The only method which we need to change is the getImage method, first of all we will change the name of the method to setImage because this method no longer returned the sprite surface, we have also removed the return sub surface command and include a new player_draw_pos which is the Vector2D object parameter into the method. With that new parameter we can then create the new rect attribute each time the object has moved to a new position. We have also created a new image attribute on each iteration of the pygame while loop. The Group module will need the above two attributes to blit the sprite to the screen surface.

The next thing we need to do is to modify the main module a little, this time we will remove the enemy sprite once it has overlapped with the player sprite with the remove method from the Group module.

#!/usr/bin/env python

import pygame
from pygame.locals import *
from sys import exit
from vector2d import Vector2D
from game_sprite import GameSprite
from pygame.sprite import Group

robot_sprite_sheet = 'left.png'

pygame.init()

screen = pygame.display.set_mode((640, 480), 0, 32) #return a screen surface with desire screen size
pygame.display.set_caption("Pygame Demo")

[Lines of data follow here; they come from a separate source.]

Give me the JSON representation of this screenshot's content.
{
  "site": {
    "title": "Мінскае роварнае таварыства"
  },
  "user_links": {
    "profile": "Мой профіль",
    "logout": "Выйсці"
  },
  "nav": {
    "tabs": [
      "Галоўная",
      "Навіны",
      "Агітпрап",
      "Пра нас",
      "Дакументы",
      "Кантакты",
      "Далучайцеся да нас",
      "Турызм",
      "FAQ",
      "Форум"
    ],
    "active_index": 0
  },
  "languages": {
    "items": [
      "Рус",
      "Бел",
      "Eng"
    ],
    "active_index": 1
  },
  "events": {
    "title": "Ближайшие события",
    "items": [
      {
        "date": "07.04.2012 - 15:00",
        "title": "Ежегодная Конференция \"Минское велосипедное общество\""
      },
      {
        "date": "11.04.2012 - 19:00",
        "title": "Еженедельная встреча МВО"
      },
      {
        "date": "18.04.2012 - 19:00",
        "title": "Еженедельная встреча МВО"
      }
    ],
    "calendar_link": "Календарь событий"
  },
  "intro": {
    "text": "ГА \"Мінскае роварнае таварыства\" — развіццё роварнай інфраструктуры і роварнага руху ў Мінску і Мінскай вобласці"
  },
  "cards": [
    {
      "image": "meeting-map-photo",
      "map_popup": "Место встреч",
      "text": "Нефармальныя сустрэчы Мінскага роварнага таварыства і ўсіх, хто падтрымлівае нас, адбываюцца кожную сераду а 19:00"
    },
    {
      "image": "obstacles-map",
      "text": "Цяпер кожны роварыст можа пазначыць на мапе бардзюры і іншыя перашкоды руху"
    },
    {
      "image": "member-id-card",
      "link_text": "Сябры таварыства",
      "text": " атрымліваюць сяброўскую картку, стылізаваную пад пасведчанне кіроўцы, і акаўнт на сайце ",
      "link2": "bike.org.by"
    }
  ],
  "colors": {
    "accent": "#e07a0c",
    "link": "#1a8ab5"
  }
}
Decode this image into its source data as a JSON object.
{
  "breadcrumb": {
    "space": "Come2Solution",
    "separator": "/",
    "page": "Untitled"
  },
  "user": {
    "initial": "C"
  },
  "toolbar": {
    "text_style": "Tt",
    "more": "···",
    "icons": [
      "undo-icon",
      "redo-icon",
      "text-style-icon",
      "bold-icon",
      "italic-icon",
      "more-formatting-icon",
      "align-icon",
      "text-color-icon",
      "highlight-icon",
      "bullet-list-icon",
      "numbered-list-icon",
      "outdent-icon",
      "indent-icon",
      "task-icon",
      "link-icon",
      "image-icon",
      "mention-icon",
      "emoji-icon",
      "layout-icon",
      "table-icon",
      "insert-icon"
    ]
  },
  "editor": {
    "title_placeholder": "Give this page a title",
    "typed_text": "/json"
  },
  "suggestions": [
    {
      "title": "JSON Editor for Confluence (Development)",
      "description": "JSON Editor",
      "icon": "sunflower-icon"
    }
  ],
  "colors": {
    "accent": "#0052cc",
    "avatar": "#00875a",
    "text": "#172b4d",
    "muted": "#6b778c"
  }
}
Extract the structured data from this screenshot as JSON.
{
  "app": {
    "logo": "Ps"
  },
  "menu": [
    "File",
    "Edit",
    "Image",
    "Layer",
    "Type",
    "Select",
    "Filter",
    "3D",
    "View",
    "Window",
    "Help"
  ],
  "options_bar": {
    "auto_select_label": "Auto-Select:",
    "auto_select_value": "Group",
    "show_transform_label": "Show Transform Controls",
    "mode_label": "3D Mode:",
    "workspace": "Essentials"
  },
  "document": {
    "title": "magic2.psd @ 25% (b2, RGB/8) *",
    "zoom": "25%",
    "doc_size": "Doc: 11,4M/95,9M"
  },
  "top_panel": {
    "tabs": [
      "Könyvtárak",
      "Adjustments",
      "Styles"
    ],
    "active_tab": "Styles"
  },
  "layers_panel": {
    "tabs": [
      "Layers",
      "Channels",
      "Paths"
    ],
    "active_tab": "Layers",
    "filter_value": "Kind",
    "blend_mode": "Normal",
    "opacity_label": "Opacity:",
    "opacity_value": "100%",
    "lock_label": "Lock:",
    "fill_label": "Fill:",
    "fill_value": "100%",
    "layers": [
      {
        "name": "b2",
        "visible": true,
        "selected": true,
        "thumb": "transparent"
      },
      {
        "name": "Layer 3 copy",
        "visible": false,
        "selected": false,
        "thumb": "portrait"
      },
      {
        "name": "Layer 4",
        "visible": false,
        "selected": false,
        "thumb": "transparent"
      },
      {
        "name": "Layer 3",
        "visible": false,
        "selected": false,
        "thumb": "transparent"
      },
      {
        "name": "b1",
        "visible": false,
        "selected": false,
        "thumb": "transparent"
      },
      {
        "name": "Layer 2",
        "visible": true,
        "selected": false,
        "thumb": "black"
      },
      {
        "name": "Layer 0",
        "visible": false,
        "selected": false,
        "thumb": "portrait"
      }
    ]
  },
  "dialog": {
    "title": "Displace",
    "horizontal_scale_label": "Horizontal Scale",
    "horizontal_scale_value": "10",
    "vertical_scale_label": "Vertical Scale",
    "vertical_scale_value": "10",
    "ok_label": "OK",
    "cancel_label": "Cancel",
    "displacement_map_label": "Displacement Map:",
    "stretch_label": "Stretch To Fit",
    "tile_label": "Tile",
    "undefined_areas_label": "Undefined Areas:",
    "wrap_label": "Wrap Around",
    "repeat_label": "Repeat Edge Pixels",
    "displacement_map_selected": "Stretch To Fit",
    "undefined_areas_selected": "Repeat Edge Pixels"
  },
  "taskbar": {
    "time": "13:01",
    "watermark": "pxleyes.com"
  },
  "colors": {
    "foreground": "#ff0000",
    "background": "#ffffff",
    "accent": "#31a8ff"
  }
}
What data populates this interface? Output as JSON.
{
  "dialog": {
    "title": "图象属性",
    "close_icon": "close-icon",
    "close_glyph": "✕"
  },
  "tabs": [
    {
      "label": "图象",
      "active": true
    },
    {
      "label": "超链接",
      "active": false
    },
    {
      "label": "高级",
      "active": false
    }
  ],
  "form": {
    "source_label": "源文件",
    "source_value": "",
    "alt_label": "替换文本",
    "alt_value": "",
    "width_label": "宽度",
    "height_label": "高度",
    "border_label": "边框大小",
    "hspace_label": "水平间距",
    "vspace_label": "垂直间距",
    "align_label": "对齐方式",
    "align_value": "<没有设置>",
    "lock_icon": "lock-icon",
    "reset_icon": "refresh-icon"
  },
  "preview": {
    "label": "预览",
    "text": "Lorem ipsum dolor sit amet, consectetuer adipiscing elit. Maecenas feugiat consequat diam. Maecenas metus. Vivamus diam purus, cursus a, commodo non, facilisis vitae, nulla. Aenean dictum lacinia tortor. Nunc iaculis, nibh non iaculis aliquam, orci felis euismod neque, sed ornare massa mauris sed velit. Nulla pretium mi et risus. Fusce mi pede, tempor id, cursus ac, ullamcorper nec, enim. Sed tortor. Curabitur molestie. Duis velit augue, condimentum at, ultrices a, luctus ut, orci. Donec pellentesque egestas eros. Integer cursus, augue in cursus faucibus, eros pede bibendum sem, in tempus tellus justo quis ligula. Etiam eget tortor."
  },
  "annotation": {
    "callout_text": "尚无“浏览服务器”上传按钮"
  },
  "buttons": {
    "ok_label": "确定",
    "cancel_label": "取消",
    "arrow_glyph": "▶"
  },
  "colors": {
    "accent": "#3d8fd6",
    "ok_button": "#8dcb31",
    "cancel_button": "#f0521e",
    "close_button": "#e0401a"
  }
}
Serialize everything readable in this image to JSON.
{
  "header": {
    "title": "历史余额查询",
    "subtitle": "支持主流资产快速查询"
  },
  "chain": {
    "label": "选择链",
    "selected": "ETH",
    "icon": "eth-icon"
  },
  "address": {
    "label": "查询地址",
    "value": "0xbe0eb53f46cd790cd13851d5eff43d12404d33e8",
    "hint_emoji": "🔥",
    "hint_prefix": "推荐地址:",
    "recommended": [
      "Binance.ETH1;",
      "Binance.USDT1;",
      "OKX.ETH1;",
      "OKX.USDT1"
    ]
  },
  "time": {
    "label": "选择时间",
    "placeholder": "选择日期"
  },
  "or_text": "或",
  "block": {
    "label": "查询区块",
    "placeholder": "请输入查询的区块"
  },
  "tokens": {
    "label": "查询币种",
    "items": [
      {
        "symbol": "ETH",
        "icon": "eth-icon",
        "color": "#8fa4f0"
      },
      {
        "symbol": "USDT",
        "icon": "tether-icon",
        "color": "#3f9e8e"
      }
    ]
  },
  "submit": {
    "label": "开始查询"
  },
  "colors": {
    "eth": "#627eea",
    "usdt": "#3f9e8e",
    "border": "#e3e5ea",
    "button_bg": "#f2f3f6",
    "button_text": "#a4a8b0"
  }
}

w, h = 64, 64 # width and height of the sprite
sprite_counter = 0 # initialize the sprite_counter
game_frame = 0 # initialize the game_frame counter

#direction control for player
flip = False

#direction control for enemy
face_left = True

clock = pygame.time.Clock() # initialize the clock object
player_pos = Vector2D(30, 240) # initial position of the player sprite
enemy_pos = Vector2D(450, 240) # initial position of the enemy sprite
game_speed = 70. # speed per second

#create the player sprite 
game_sprite = GameSprite(robot_sprite_sheet, w, h)

#the enemy sprite object
game_sprite_two = GameSprite(robot_sprite_sheet, w, h)

#create new sprite group
sprite_group = Group(game_sprite)
sprite_group.add(game_sprite_two)

while True:
   
    for event in pygame.event.get():
        
        if event.type == QUIT:
            exit()
            
    v = Vector2D(0., 0.) # reset the speed to zero on each pass
    
    pressed_keys = pygame.key.get_pressed() # get all the keys from key-press events 
        
    if pressed_keys[K_LEFT]: 
        flip = True # if the user pressed the left arrow key then makes the sprite object facing left
        v = Vector2D(-1., 0.) # move the object one unit to the left
        
    elif pressed_keys[K_RIGHT]:
        flip = False # if the user pressed the right arrow key then makes the sprite object facing right
        v = Vector2D(1., 0.) # move the object one unit to the right
            
    screen.fill([255,255,255])
    
    player_draw_pos = Vector2D(player_pos.x-w/2, player_pos.y-h/2)#set the new player position
    game_sprite.setImage(sprite_counter * 64, 0, flip, player_draw_pos) # set the new player sprite surface
    #screen.blit(game_sprite_surface, player_draw_pos)
    
    enemy_draw_pos = Vector2D(enemy_pos.x-w/2, enemy_pos.y-h/2)#set the new enemy position
    if(sprite_group.has(game_sprite_two)):
        game_sprite_two.setImage(sprite_counter * 64, 0, face_left, enemy_draw_pos) # set the new enemy sprite surface
    #screen.blit(game_sprite_surface_two, enemy_draw_pos)
    
    #blit the sprites to the pygame screen within group
    sprite_group.draw(screen)
    
    #increase the sprite counter after x numbers of frame
    if(game_frame % 50 == 0):
        
        sprite_counter += 1
        
        if(sprite_counter > 5):
            sprite_counter = 0
            
    game_frame += 1
    
    time_passed = clock.tick() #delta time for each frame
    time_passed_seconds = time_passed / 1000.0
       
    #set the player's new position after each frame
    player_pos+= v * game_speed * time_passed_seconds   
    
    #if the enemy collides with the player, remove the enemy, else continue to move left
    if(sprite_group.has(game_sprite_two)):
        if(game_sprite.detectCollide(game_sprite_two, player_draw_pos, enemy_draw_pos)):
            sprite_group.remove(game_sprite_two)
        
        elif(face_left == True):
            enemy_pos += Vector2D(-1., 0.) * game_speed * time_passed_seconds 
    
    pygame.display.flip()

With the introduction of the Group module into our game we can now easily add or remove sprite into or from one group and blit those sprites to the screen surface with just one line of code.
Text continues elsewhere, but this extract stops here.